ALK-HRA is employed to solve this complicated engineering problem. MSC. Nastran is used to calculate the vertical deformation of the wing structure and the FE model is shown in Fig. 11. The wing is meshed by 4,063 shell elements and 840 solid elements. 80 MPC elements are created to connect the shell elements and the solid elements. The interval of the failure probability is [0.00585, 0.00932]. For this complicated engineering problem, ALK-HRA obtains this result with only 80 times of FE analysis. The DoE obtained with ALK-HRA is shown in Fig. 12. Again it is observed that ALK-HRA focuses much attention on the region of G(X, Y) = 0. That is why the proposed method can be so efficient. From this example, it is demonstrated that ALK-HRA is suitable to cope with many complex engineering problems with black-box performance functions.

Fig. 11
figure 11

FE model of the missile wing structure

Fig. 12
figure 12

DoE of the missile wing structure

6 Conclusion

This paper develops an ALK model for HRA with both random and interval variables. Firstly, it is figured out that a surrogate model just rightly predicting the sign of performance function can satisfy the accuracy demand of HRA. Based on this idea, ALK-HRA is proposed to iteratively construct a Kriging model only finely approximating the performance function in the region where the sign is prone to be wrongly predicted. Thus ALK-HRA is able to meet the demand of HRA in accuracy with calling the performance function only a few times.

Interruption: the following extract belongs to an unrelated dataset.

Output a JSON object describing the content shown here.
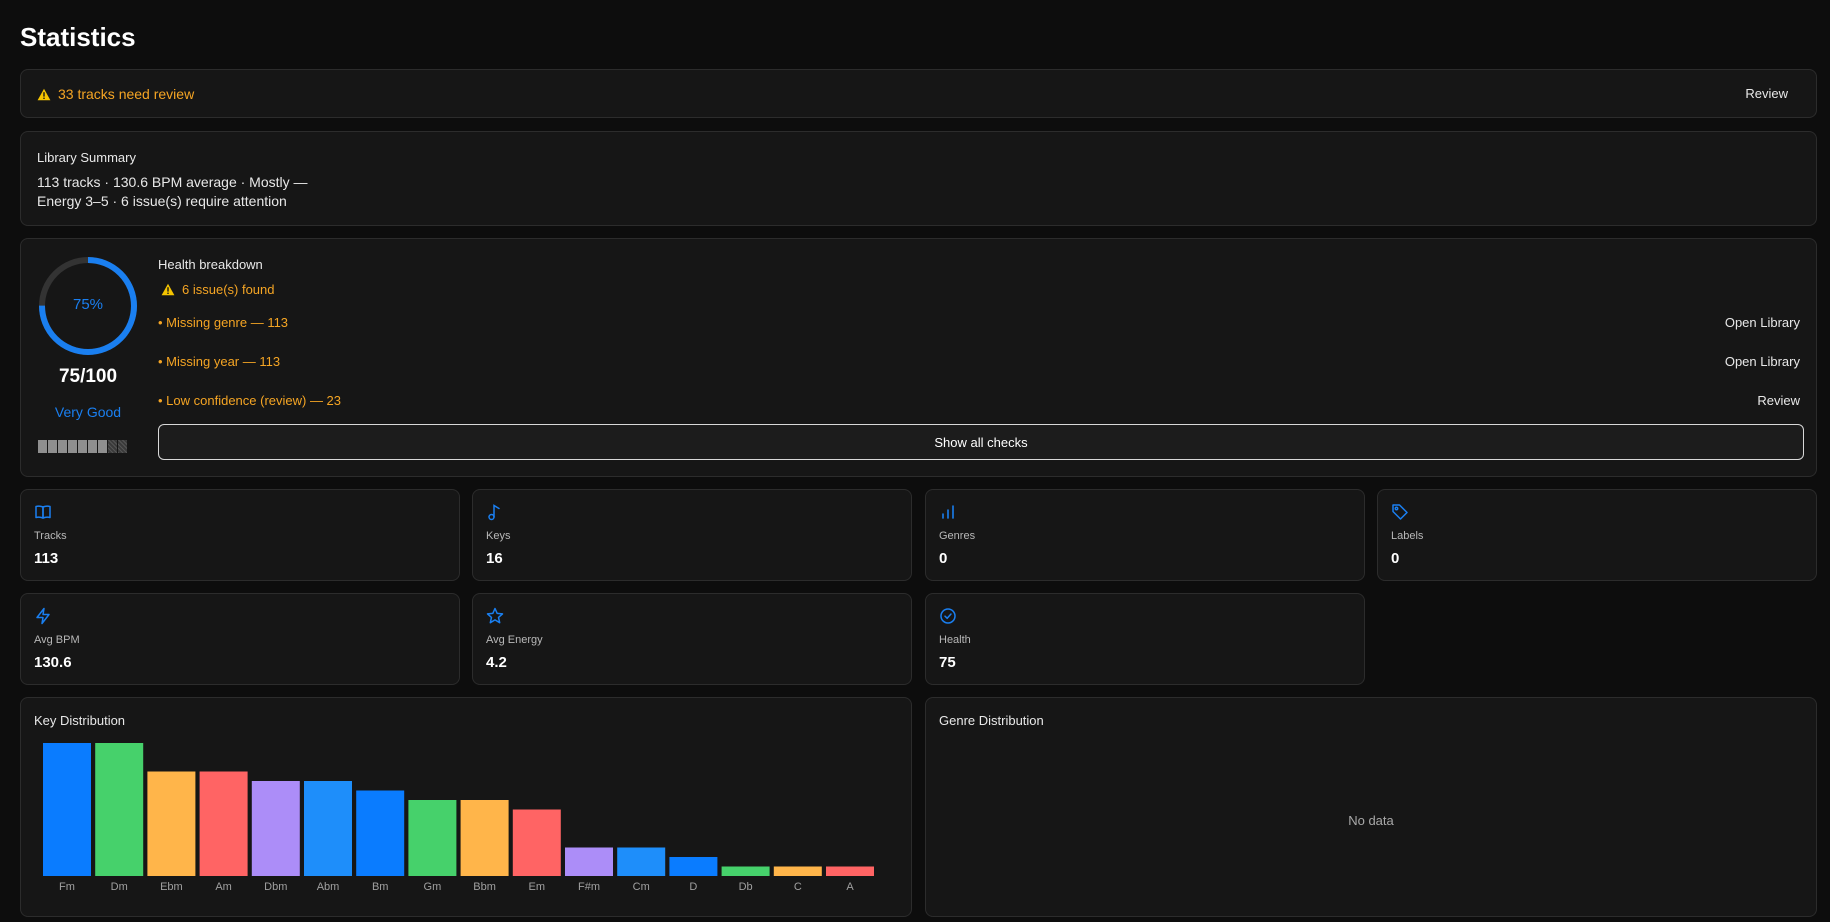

The performance of the proposed method is tested with four numerical examples and one engineering example. Compared with FORM-UUA, no matter in efficiency or accuracy, ALK-HRA behaves very well revealed from four numerical examples. ALK-HRA is able to obtain very accurate bounds of failure probability even when the performance function is highly nonlinear. Moreover, the single Kriging model can be used to obtain both the lower and upper bounds of failure probability. Therefore ALK-HRA is generally more efficient than FORM-UUA. From the last engineering application, it is seen that ALK-HRA is an efficient technique that is capable of dealing with complex engineering problems with black-box performance functions.

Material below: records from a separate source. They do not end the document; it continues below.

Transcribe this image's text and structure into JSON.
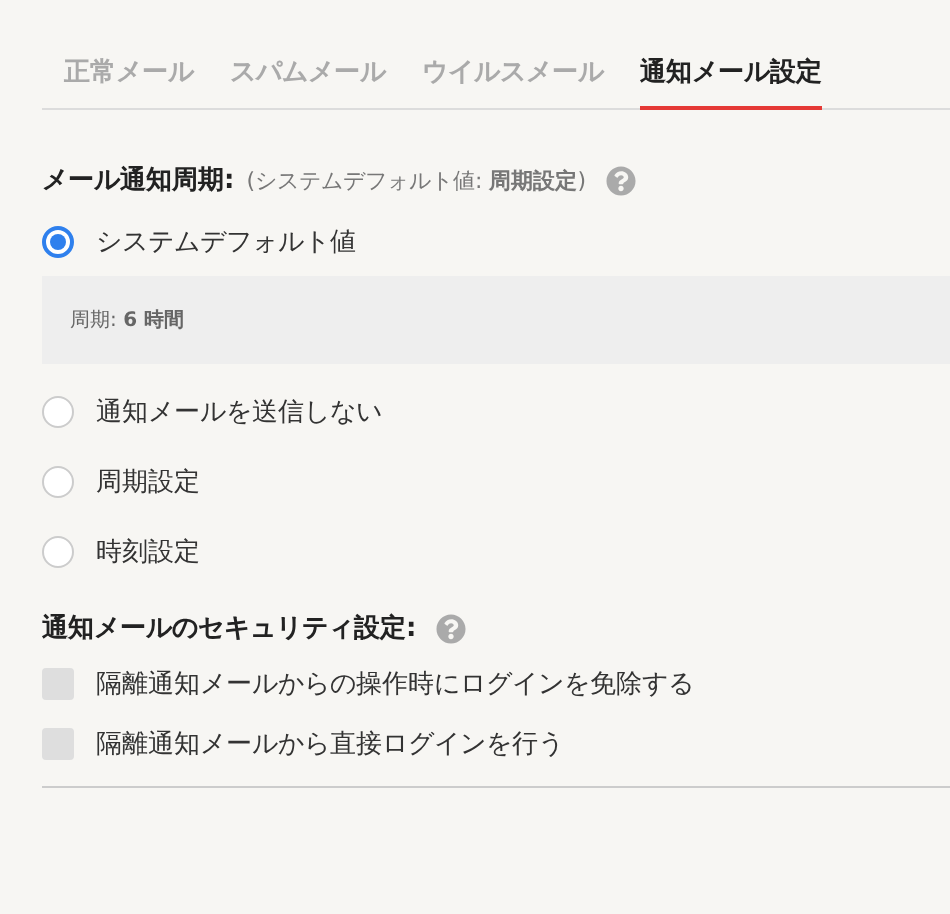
{
  "tabs": [
    {
      "label": "正常メール",
      "selected": false
    },
    {
      "label": "スパムメール",
      "selected": false
    },
    {
      "label": "ウイルスメール",
      "selected": false
    },
    {
      "label": "通知メール設定",
      "selected": true
    }
  ],
  "period": {
    "title": "メール通知周期:",
    "note": "(システムデフォルト値: **周期設定**)",
    "options": [
      {
        "label": "システムデフォルト値",
        "selected": true,
        "detail": "周期: **6 時間**"
      },
      {
        "label": "通知メールを送信しない",
        "selected": false
      },
      {
        "label": "周期設定",
        "selected": false
      },
      {
        "label": "時刻設定",
        "selected": false
      }
    ]
  },
  "security": {
    "title": "通知メールのセキュリティ設定:",
    "options": [
      {
        "label": "隔離通知メールからの操作時にログインを免除する",
        "checked": false,
        "disabled": true
      },
      {
        "label": "隔離通知メールから直接ログインを行う",
        "checked": false,
        "disabled": true
      }
    ]
  }
}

However, it should be pointed out that the proposed method has its own limitations. As revealed from the numerical examples, the efficiency of the proposed method decreases as the number of uncertain variables increases. When there are too many uncertain variables, like 50 or100, much more training points and iterations are needed to construct the Kriging model. And then the proposed strategy loses its numerical efficiency. This limitation requires further investigation. In addition, ALK-HRA is not applicable to estimating small probability of failure. When the bounds of failure probability are very small, a very large number of samples are necessary and so many searches for the extreme responses by global optimization algorithm need to be performed based on the Kriging model. Although there is no need to call the performance function in this process, it can also become very time-consuming in practice. To overcome this curse, two solutions will be researched in our future work: (1) combining ALK model with importance sampling to reduce the simulated samples; (2) introducing Karush-Kuhn-Tucker conditions like Du (2007) did so that many searches of extreme responses can be skipped.